The traditional bone setting centre in Gwollu, the District Capital of the Sissala West District of the Upper West Region has gained popularity among orthopaedic patients who believe that traditional therapy has miraculous healing potency.
A Brief Journey Bone Setting centre
It is run by the Nagiriwie clan of Gwollu, Tituowala. It is believed to have been in existence for over 200 years. It has been said that Mr Tituo, the founder of Tituowala had 2 wives named Hakuli and Hawie. As rivals, the two wives did not see eye to eye.
Once upon a time, Hakuli left for the farm while Hawie needed a pestle to pound her millet for flour and so, resorted to using Hakuli’s pestle as she was not around.
Unfortunately, Hawie broke the pestle of Hakuli which she used in the pounding of the millet as there was no grinding mill then. Hawie could only replace the broken pestle with a new one but as fierce rivals, Hakuli insisted on having her original pestle mended and made ready for use.
Faced with this puzzle, Hawie took the two ends of the broken pistel and prayed to God to help her out of the complex situation. She spat three times on one end of the broken end and three times on the other end and then tried fixing the two ends together. Lo and behold, the two broken ends got joined together in a stiffer state. Hawie thanked God for the miracle. This ‘gift’ has since been extended to the fixing of broken human parts through the use of herbs (pipahoka) mixed with shea butter. The healing process is a spiritual and herbal one.
The first human to have been healed was a child who had a fracture. After the healing by Hawie, the parents of the child asked for their bill but Hawie said there was no bill since she had the belief that God gave her the power of healing to save mankind.

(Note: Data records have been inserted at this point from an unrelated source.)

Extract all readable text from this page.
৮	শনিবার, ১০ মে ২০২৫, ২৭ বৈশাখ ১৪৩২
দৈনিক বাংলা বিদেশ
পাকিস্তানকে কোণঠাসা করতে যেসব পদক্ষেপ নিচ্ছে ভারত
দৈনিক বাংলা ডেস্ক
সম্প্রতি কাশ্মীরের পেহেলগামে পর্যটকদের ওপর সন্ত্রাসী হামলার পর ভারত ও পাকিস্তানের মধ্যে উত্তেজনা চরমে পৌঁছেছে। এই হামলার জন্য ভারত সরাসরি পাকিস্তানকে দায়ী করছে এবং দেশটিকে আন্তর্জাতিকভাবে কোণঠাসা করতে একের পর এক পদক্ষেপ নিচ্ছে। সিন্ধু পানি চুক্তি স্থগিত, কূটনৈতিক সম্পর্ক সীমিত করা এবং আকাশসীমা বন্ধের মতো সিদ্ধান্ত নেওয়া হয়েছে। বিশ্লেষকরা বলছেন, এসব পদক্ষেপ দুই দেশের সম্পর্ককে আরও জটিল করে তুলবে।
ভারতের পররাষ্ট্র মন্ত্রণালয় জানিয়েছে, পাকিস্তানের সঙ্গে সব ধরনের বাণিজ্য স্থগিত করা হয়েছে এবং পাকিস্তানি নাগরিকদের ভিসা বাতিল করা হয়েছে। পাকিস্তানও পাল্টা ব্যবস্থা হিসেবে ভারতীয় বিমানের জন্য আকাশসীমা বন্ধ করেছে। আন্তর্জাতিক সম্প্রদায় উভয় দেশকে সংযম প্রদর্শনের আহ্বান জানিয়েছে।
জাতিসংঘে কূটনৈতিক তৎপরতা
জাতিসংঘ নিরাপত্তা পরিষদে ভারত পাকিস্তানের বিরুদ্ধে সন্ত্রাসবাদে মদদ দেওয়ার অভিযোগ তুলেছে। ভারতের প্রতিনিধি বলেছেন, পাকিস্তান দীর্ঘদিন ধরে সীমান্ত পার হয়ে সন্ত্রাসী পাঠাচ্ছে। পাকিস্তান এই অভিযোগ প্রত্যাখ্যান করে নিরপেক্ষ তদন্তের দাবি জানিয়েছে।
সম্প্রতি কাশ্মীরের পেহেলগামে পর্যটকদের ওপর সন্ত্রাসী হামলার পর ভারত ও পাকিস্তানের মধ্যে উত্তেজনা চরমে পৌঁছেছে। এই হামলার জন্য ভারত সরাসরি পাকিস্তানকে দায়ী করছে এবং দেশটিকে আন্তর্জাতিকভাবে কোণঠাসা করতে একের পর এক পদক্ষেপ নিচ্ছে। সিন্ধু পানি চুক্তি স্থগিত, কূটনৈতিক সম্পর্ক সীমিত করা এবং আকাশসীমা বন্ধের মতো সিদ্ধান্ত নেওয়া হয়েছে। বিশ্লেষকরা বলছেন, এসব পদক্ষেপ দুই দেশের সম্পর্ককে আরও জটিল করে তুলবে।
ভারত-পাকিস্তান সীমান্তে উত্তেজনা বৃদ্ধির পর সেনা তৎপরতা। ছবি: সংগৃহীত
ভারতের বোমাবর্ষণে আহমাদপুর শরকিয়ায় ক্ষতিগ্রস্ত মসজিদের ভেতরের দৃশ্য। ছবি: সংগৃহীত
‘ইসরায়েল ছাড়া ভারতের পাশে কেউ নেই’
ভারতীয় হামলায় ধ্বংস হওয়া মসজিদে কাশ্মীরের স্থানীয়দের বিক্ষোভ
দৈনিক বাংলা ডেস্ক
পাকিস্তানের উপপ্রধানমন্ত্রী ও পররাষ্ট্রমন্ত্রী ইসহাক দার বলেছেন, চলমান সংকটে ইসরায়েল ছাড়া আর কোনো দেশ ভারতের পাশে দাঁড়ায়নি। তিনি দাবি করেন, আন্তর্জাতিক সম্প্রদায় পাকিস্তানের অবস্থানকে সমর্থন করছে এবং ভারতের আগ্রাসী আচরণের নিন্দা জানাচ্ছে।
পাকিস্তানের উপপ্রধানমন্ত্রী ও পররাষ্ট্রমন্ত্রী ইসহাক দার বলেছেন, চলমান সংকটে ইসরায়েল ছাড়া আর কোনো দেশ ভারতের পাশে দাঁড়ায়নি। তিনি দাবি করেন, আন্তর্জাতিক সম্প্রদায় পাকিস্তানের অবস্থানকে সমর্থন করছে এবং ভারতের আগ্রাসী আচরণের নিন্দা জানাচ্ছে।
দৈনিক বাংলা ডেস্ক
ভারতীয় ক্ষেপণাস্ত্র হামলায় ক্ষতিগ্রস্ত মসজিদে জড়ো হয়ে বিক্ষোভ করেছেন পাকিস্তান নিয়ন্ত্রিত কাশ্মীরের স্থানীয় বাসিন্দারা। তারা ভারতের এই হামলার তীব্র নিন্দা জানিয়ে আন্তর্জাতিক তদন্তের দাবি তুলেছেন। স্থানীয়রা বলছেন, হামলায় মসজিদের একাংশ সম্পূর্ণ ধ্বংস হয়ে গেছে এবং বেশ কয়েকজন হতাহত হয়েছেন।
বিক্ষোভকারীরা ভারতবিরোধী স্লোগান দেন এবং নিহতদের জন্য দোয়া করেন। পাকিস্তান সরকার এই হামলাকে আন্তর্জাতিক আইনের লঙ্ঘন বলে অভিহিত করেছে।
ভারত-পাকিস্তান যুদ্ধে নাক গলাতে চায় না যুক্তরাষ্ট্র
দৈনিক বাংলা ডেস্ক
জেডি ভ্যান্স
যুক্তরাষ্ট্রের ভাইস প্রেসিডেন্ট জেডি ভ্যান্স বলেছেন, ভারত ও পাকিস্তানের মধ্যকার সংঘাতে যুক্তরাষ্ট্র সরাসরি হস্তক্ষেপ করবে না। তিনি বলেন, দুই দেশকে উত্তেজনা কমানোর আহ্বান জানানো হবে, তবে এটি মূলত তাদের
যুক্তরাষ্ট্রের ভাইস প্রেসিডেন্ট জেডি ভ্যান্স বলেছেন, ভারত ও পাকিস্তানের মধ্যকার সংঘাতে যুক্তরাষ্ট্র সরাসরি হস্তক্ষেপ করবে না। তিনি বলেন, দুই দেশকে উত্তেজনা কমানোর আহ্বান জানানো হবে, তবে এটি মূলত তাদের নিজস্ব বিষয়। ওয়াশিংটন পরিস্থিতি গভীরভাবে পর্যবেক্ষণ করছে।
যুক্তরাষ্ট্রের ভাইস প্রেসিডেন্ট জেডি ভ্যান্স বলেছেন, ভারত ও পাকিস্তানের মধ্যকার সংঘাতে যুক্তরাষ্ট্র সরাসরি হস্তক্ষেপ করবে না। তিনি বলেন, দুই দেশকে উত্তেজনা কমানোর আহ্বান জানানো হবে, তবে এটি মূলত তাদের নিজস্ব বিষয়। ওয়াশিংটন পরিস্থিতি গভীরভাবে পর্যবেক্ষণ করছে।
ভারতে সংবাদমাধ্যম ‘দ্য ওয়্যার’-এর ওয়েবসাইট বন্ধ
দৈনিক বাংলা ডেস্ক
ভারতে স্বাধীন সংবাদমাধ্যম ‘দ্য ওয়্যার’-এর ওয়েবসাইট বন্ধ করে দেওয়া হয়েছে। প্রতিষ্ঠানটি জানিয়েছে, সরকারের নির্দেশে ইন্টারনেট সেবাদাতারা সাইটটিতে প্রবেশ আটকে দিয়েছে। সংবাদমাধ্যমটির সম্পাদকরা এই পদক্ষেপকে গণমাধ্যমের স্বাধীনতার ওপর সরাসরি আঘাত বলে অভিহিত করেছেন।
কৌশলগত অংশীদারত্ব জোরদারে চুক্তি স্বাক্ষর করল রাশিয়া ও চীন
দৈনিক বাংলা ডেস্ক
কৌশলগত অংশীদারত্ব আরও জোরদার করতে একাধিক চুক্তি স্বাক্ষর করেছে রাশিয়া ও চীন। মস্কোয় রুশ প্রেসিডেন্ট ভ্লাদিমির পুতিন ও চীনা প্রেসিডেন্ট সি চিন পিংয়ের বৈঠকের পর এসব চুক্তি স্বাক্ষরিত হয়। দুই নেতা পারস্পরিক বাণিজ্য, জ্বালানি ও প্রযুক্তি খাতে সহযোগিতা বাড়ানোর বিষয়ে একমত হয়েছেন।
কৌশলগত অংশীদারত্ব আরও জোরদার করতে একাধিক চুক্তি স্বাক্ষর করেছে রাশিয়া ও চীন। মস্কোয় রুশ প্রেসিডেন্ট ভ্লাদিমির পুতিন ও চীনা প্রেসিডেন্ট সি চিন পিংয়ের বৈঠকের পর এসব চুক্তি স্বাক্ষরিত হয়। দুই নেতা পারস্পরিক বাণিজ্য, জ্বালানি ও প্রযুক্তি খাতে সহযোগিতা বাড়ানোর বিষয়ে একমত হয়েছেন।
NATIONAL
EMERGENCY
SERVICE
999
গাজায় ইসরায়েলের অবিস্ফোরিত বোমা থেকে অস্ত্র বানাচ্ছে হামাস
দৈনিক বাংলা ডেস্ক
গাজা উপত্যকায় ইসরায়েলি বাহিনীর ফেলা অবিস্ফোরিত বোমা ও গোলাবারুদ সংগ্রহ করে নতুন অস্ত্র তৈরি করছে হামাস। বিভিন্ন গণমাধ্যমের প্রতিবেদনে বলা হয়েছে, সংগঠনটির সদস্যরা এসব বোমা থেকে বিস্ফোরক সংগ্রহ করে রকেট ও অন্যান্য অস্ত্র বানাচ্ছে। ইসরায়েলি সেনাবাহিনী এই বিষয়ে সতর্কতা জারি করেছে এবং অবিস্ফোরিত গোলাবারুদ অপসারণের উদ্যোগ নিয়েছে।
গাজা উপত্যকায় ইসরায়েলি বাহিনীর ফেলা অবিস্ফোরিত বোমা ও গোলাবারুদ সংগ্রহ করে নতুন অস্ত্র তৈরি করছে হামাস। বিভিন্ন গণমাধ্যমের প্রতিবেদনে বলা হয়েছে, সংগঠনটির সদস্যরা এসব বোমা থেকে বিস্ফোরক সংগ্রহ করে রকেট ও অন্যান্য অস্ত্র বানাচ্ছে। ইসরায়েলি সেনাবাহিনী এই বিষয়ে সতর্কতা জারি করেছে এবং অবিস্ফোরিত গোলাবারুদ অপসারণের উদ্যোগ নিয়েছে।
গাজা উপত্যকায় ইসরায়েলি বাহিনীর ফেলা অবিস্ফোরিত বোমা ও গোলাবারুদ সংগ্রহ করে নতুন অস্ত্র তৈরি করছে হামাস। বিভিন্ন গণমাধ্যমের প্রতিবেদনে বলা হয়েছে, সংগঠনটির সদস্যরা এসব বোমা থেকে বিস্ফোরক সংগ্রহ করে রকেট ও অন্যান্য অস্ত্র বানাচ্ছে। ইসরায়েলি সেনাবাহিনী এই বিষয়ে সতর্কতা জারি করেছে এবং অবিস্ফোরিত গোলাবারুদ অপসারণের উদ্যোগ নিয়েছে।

But as a sign of appreciation, the parents of the child brought a calabash of millet, one thousand cowries and tobacco leaves and this form of appreciation has since been instituted till date.
One interesting thing about the healing process is the plucking of the tail feathers of a fowl which is left in the clinic or centre while a patient receives treatment. This is then used to determine when a patient’s fracture would heal or not. It is believed that by the time the tail feathers of the chicken regrow, the patient would have been fully healed of his or her fracture or broken part.
The art bone setting is only practised by the Tituo family in Gwollu via herbal and spiritual healing. The centre has been handed from generation to generation and it is always headed by the leader and elder in the family.
The bone setting clinic is currently headed by Mr Abudu Yusif
It is a taboo to indulge in sexual intercourse while undergoing treatment
The bone setting centre is a benevolent institution and hence has no formal charges for treatment or healing.
The bone setting centre is popular for treating various degrees of fracture. It also receives patients from all walks of life within Ghana and neighbouring countries especially, Burkina Faso.
The centre won the Attraction site of the year 2005 (7th upper west regional tourism award) and 2006.
Popular persons to have visited the center include but not limited to the late Jake Obetsebi Lamptey minister of Tourism then, RTD Captain Nkrabeah Effah Dartey, Salifu Wah District Chief Executive for Sissala West and Wiliam Ayambiri Regional Director for Ghana Tourism Authority Upper West Region.
A man in his early forties by name ‘Yahaya’ got involved in a motor accident and was brought in for treatment after trying two other places. He alluded to having best treatment from the Gwollu bone setting center. He appealed to government,philanthropist and NGOs to go to aid of the center as it desperately needs expansion.
65-year old Walliam Leuthrod disclosed how his fracture was badly treated in Accra and left one of his leg longer than the other leg. But the situation has been corrected and the wound is fast healin after being referred to the Gwollu Bone Setting Centre. His plea was for assistance for the clinic to get more beds, a befitting kitchen and a cinema hall for entertainment as patients have nothing to entertain with except to sleep throughout the day.
The Head of the facility, Yusif Babie Balutie who is an 88-year old Form 4 leaver said averagely, 35 people are treated monthly.
Because there are no official charges for treatment, the payment of utility bills have become a headache. The structures being used have becom dilapidated and need refurbrishment. The facility also lacks protective clothing and other sanitary materials.
Mr Balutie appealed for support from well meaning Ghanaians and organisation.